Título: Para além da crise
Autor:
Fonte: Jornal do Brasil, 17/06/2005, Opinião, p. A10
Medida de salvação do Palácio do Planalto para ''estancar'' a crise ou estratégia real rumo a um novo dimensionamento dos gastos públicos, merece aplausos a disposição do governo na implementação de um programa econômico de longo prazo, centrado na busca do equilíbrio nominal das contas públicas. A proposta da equipe do ministro Antonio Palocci é definir metas fiscais para os próximos cinco a seis anos. Assim, o governo seguiria a rota da eliminação gradual do déficit nominal - que, em 2004, foi de 2,66% do Produto Interno Bruto; e, neste ano, pode subir para 3,6% do PIB, em decorrência dos sucessivos aumentos das taxas de juros. Caso se confirme, constitui-se numa das mais relevantes medidas para que o país possa criar mecanismos sólidos de boa governança, imprescindíveis para a sustentabilidade do crescimento econômico. Mais: é condição essencial para a desejável redução das vulnerabilidades que ainda afligem a economia brasileira. A essa medida soma-se a desejável intenção de promover uma reforma administrativa, com a qual se pretende reduzir o custo da máquina pública, além de extinguir e remanejar funções de secretarias especiais.
A saída do ministro José Dirceu, anunciada ontem, promete ser a primeira de uma série de mudanças na equipe do presidente Lula. Uma reação necessária. Com a reforma administrativa, o governo não apenas sinalizará austeridade para a opinião pública como iniciará um profundo processo de inibição da corrupção. Assim sublinhou o editorial de ontem do JB: contra o olhar guloso dos incontáveis caçadores de dinheiro público e para combater os gastos crescentes do Estado, convém pensar urgentemente numa drástica redução dos cargos de confiança.

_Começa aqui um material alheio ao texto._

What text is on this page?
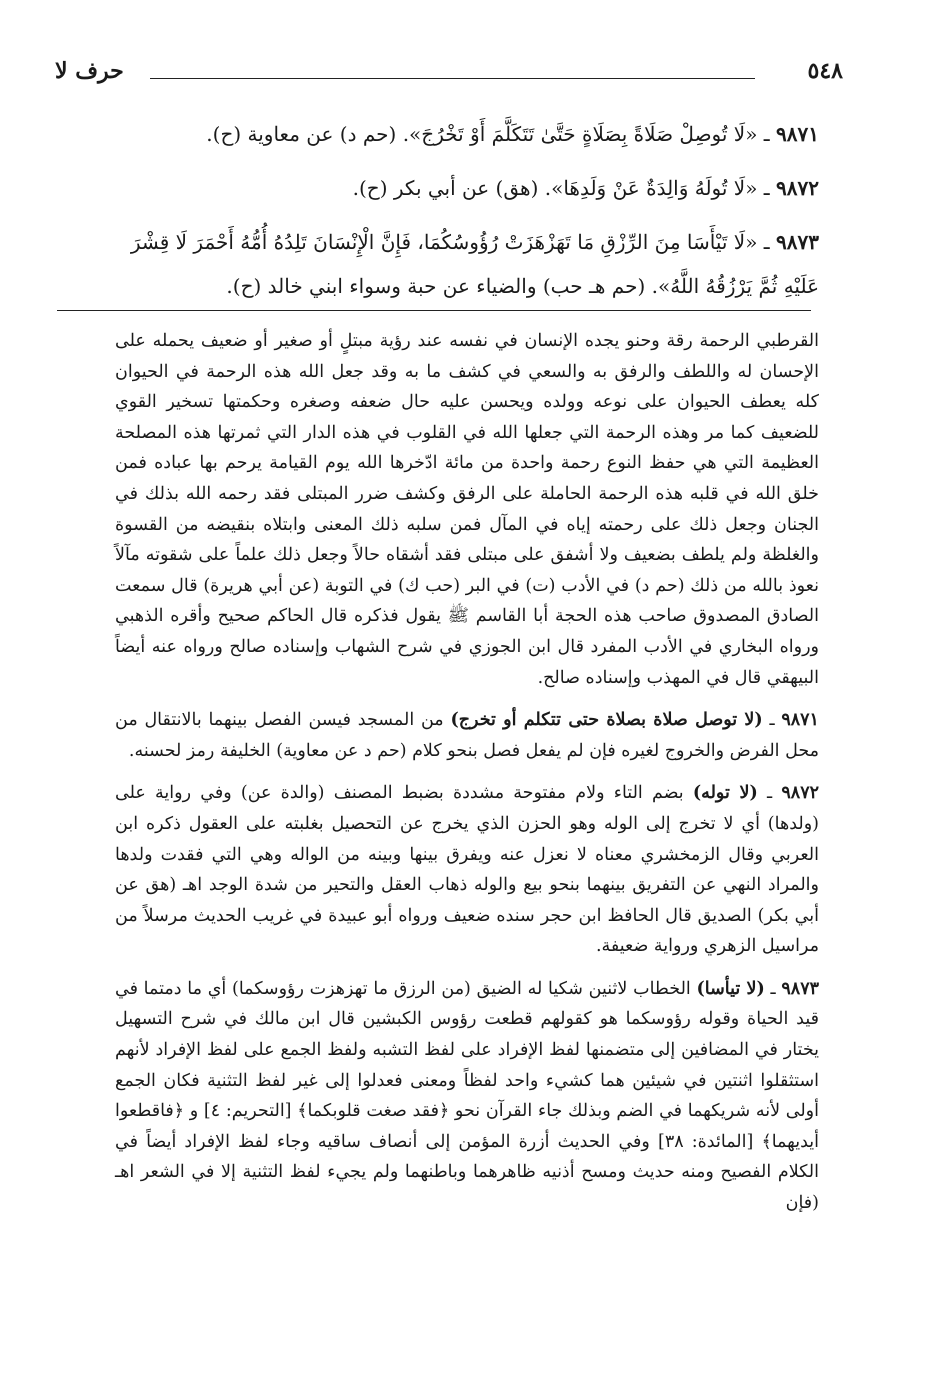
حرف لا	٥٤٨

٩٨٧١ ـ «لَا تُوصِلْ صَلَاةً بِصَلَاةٍ حَتَّىٰ تَتَكَلَّمَ أَوْ تَخْرُجَ». (حم د) عن معاوية (ح).

٩٨٧٢ ـ «لَا تُولَهُ وَالِدَةٌ عَنْ وَلَدِهَا». (هق) عن أبي بكر (ح).

٩٨٧٣ ـ «لَا تَيْأَسَا مِنَ الرِّزْقِ مَا تَهَزْهَزَتْ رُؤُوسُكُمَا، فَإِنَّ الْإِنْسَانَ تَلِدُهُ أُمُّهُ أَحْمَرَ لَا قِشْرَ عَلَيْهِ ثُمَّ يَرْزُقُهُ اللَّهُ». (حم هـ حب) والضياء عن حبة وسواء ابني خالد (ح).

القرطبي الرحمة رقة وحنو يجده الإنسان في نفسه عند رؤية مبتلٍ أو صغير أو ضعيف يحمله على الإحسان له واللطف والرفق به والسعي في كشف ما به وقد جعل الله هذه الرحمة في الحيوان كله يعطف الحيوان على نوعه وولده ويحسن عليه حال ضعفه وصغره وحكمتها تسخير القوي للضعيف كما مر وهذه الرحمة التي جعلها الله في القلوب في هذه الدار التي ثمرتها هذه المصلحة العظيمة التي هي حفظ النوع رحمة واحدة من مائة ادّخرها الله يوم القيامة يرحم بها عباده فمن خلق الله في قلبه هذه الرحمة الحاملة على الرفق وكشف ضرر المبتلى فقد رحمه الله بذلك في الجنان وجعل ذلك على رحمته إياه في المآل فمن سلبه ذلك المعنى وابتلاه بنقيضه من القسوة والغلظة ولم يلطف بضعيف ولا أشفق على مبتلى فقد أشقاه حالاً وجعل ذلك علماً على شقوته مآلاً نعوذ بالله من ذلك (حم د) في الأدب (ت) في البر (حب ك) في التوبة (عن أبي هريرة) قال سمعت الصادق المصدوق صاحب هذه الحجة أبا القاسم ﷺ يقول فذكره قال الحاكم صحيح وأقره الذهبي ورواه البخاري في الأدب المفرد قال ابن الجوزي في شرح الشهاب وإسناده صالح ورواه عنه أيضاً البيهقي قال في المهذب وإسناده صالح.

٩٨٧١ ـ (لا توصل صلاة بصلاة حتى تتكلم أو تخرج) من المسجد فيسن الفصل بينهما بالانتقال من محل الفرض والخروج لغيره فإن لم يفعل فصل بنحو كلام (حم د عن معاوية) الخليفة رمز لحسنه.

٩٨٧٢ ـ (لا توله) بضم التاء ولام مفتوحة مشددة بضبط المصنف (والدة عن) وفي رواية على (ولدها) أي لا تخرج إلى الوله وهو الحزن الذي يخرج عن التحصيل بغلبته على العقول ذكره ابن العربي وقال الزمخشري معناه لا نعزل عنه ويفرق بينها وبينه من الواله وهي التي فقدت ولدها والمراد النهي عن التفريق بينهما بنحو بيع والوله ذهاب العقل والتحير من شدة الوجد اهـ (هق عن أبي بكر) الصديق قال الحافظ ابن حجر سنده ضعيف ورواه أبو عبيدة في غريب الحديث مرسلاً من مراسيل الزهري ورواية ضعيفة.

٩٨٧٣ ـ (لا تيأسا) الخطاب لاثنين شكيا له الضيق (من الرزق ما تهزهزت رؤوسكما) أي ما دمتما في قيد الحياة وقوله رؤوسكما هو كقولهم قطعت رؤوس الكبشين قال ابن مالك في شرح التسهيل يختار في المضافين إلى متضمنها لفظ الإفراد على لفظ التشبه ولفظ الجمع على لفظ الإفراد لأنهم استثقلوا اثنتين في شيئين هما كشيء واحد لفظاً ومعنى فعدلوا إلى غير لفظ التثنية فكان الجمع أولى لأنه شريكهما في الضم وبذلك جاء القرآن نحو ﴿فقد صغت قلوبكما﴾ [التحريم: ٤] و ﴿فاقطعوا أيديهما﴾ [المائدة: ٣٨] وفي الحديث أزرة المؤمن إلى أنصاف ساقيه وجاء لفظ الإفراد أيضاً في الكلام الفصيح ومنه حديث ومسح أذنيه ظاهرهما وباطنهما ولم يجيء لفظ التثنية إلا في الشعر اهـ (فإن
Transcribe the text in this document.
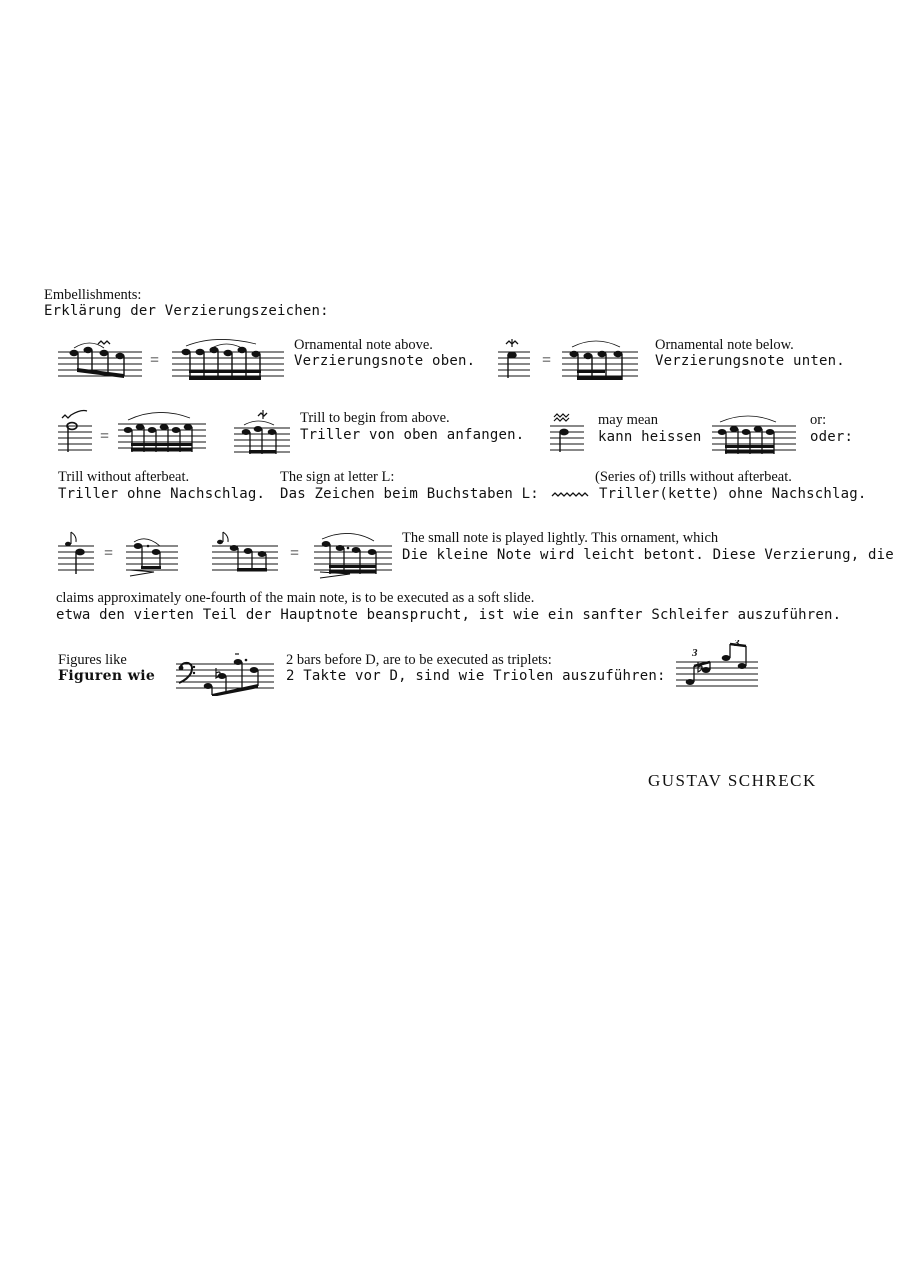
Embellishments:

Erklärung der Verzierungszeichen:

=

Ornamental note above.

Verzierungsnote oben.	=

Ornamental note below.

Verzierungsnote unten.

=

Trill to begin from above.

Triller von oben anfangen.

may mean

kann heissen

or:

oder:

Trill without afterbeat.

Triller ohne Nachschlag.

The sign at letter L:

Das Zeichen beim Buchstaben L:

(Series of) trills without afterbeat.

Triller(kette) ohne Nachschlag.

=	=

The small note is played lightly. This ornament, which

Die kleine Note wird leicht betont. Diese Verzierung, die

claims approximately one-fourth of the main note, is to be executed as a soft slide.

etwa den vierten Teil der Hauptnote beansprucht, ist wie ein sanfter Schleifer auszuführen.

Figures like

Figuren wie

2 bars before D, are to be executed as triplets:

2 Takte vor D, sind wie Triolen auszuführen:

3
3

GUSTAV SCHRECK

O princípio é correto. Não pode, contudo, resumir-se a ações pontuais de curto prazo para anular o desgaste decorrente da mais séria crise que se abateu sobre o atual governo. Insista-se: o Brasil precisa de uma ampla reforma fiscal. Recompor a qualidade das despesas públicas e retomar o equilíbrio nominal das finanças do Estado são tarefas que ajudarão a reduzir acentuadamente o ''risco-país'' e, portanto, os juros reais. Recriam-se, com tais compromissos, condições para retomada dos investimentos, do aumento da oferta de bens e serviços e, evidentemente, do crescimento econômico.
Há um monumental desafio a enfrentar: consolidar mecanismos que permitam um maior controle dos gastos públicos e promover uma radical reestruturação do Estado. Uma das saídas é a diminuição do engessamento do Orçamento. Cerca de 90% das receitas já têm destinação ''carimbada'': cobrem gastos como pessoal e previdência ou exigidos pela Constituição, como saúde, educação e ciência e tecnologia. Uma generosidade que se revela bonita no papel, mas inviável na prática.
O governo deseja desatar esse nó por meio de um aumento progressivo da Desvinculação das Receitas da União - que atualmente separa das vinculações cerca de 20% da receita total da União. Palocci e sua equipe reconhecem a importância de romper com tais amarras para extirpar determinados males nacionais - como os juros altos, o nível elevado da dívida pública e o asfixiante volume de impostos.
É importante ainda que o compromisso com as metas fiscais seja defendido pessoalmente pelo presidente Lula: ''Este país vai manter uma política fiscal forte, vai gastar apenas aquilo que ele pode gastar e não aquilo que os interesses eleitorais permitiriam'', afirmou o comandante petista. Um sinal de maturidade.